A week passed. Then two. Daniel kept coming.
He never said much, but there was something warm about his presence — the way he always nodded politely when he entered, the gentle scratch of his pencil against paper, the thoughtful way he returned books to the same spot he took them from.
Elena began to look forward to 3 o’clock. That was when Daniel usually arrived.
One afternoon, as she was shelving books in the poetry section, she noticed a slip of paper sticking out of a Neruda collection. Curious, she opened it.
It read:
“Sometimes, silence is the loudest poetry.”
— D.R.
No signature, but she knew.
She stared at it, smiled, and slipped it into her pocket.
The next day, she left a reply in the same book.
“Then maybe, quiet hearts write the longest stories.”
— E.C.
When Daniel came in that afternoon, he walked straight to the shelf. Elena peeked from behind a row of travel guides and watched him read her note. A smile tugged at his lips. He didn’t say anything to her that day — just stayed longer than usual, sketching more than reading.
From then on, their notes became a secret conversation.

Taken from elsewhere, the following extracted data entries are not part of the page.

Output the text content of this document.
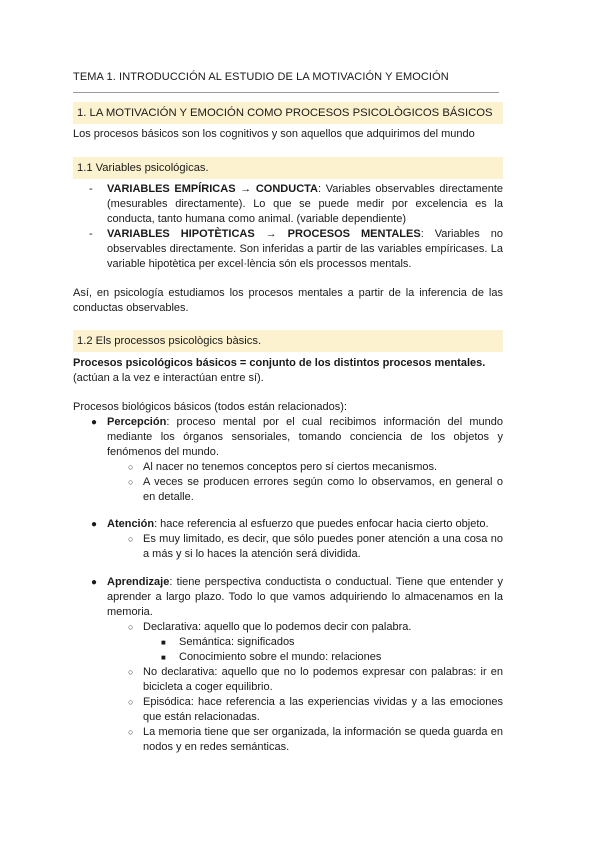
TEMA 1. INTRODUCCIÓN AL ESTUDIO DE LA MOTIVACIÓN Y EMOCIÓN
1. LA MOTIVACIÓN Y EMOCIÓN COMO PROCESOS PSICOLÒGICOS BÁSICOS
Los procesos básicos son los cognitivos y son aquellos que adquirimos del mundo
1.1 Variables psicológicas.
- VARIABLES EMPÍRICAS → CONDUCTA: Variables observables directamente (mesurables directamente). Lo que se puede medir por excelencia es la conducta, tanto humana como animal. (variable dependiente)
- VARIABLES HIPOTÈTICAS → PROCESOS MENTALES: Variables no observables directamente. Son inferidas a partir de las variables empíricases. La variable hipotètica per excel·lència són els processos mentals.
Así, en psicología estudiamos los procesos mentales a partir de la inferencia de las conductas observables.
1.2 Els processos psicològics bàsics.
Procesos psicológicos básicos = conjunto de los distintos procesos mentales.
(actúan a la vez e interactúan entre sí).
Procesos biológicos básicos (todos están relacionados):
● Percepción: proceso mental por el cual recibimos información del mundo mediante los órganos sensoriales, tomando conciencia de los objetos y fenómenos del mundo.
○ Al nacer no tenemos conceptos pero sí ciertos mecanismos.
○ A veces se producen errores según como lo observamos, en general o en detalle.
● Atención: hace referencia al esfuerzo que puedes enfocar hacia cierto objeto.
○ Es muy limitado, es decir, que sólo puedes poner atención a una cosa no a más y si lo haces la atención será dividida.
● Aprendizaje: tiene perspectiva conductista o conductual. Tiene que entender y aprender a largo plazo. Todo lo que vamos adquiriendo lo almacenamos en la memoria.
○ Declarativa: aquello que lo podemos decir con palabra.
■ Semántica: significados
■ Conocimiento sobre el mundo: relaciones
○ No declarativa: aquello que no lo podemos expresar con palabras: ir en bicicleta a coger equilibrio.
○ Episódica: hace referencia a las experiencias vividas y a las emociones que están relacionadas.
○ La memoria tiene que ser organizada, la información se queda guarda en nodos y en redes semánticas.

They left thoughts in books, quotes from novels, silly questions like:
“If you could live in any book world, where would it be?”
Daniel answered:
“The Little Prince. Flying from one tiny planet to another sounds peaceful.”
Elena replied:
“Anne of Green Gables. I think I’d like to walk through the trees with Anne and talk about daydreams.”
They never talked about the notes in person. But they smiled more. Their silences became more comfortable.
Sometimes, when Daniel left, Elena would find a small sketch tucked in the poetry shelf — a bird, a coffee mug, or a little doodle of the library itself. Once, she found a drawing of a girl holding a book, sitting under a tree full of stars. She knew it was her.
And in return, she started writing short poems — lines from her heart that she never thought she’d share with anyone. Until Daniel.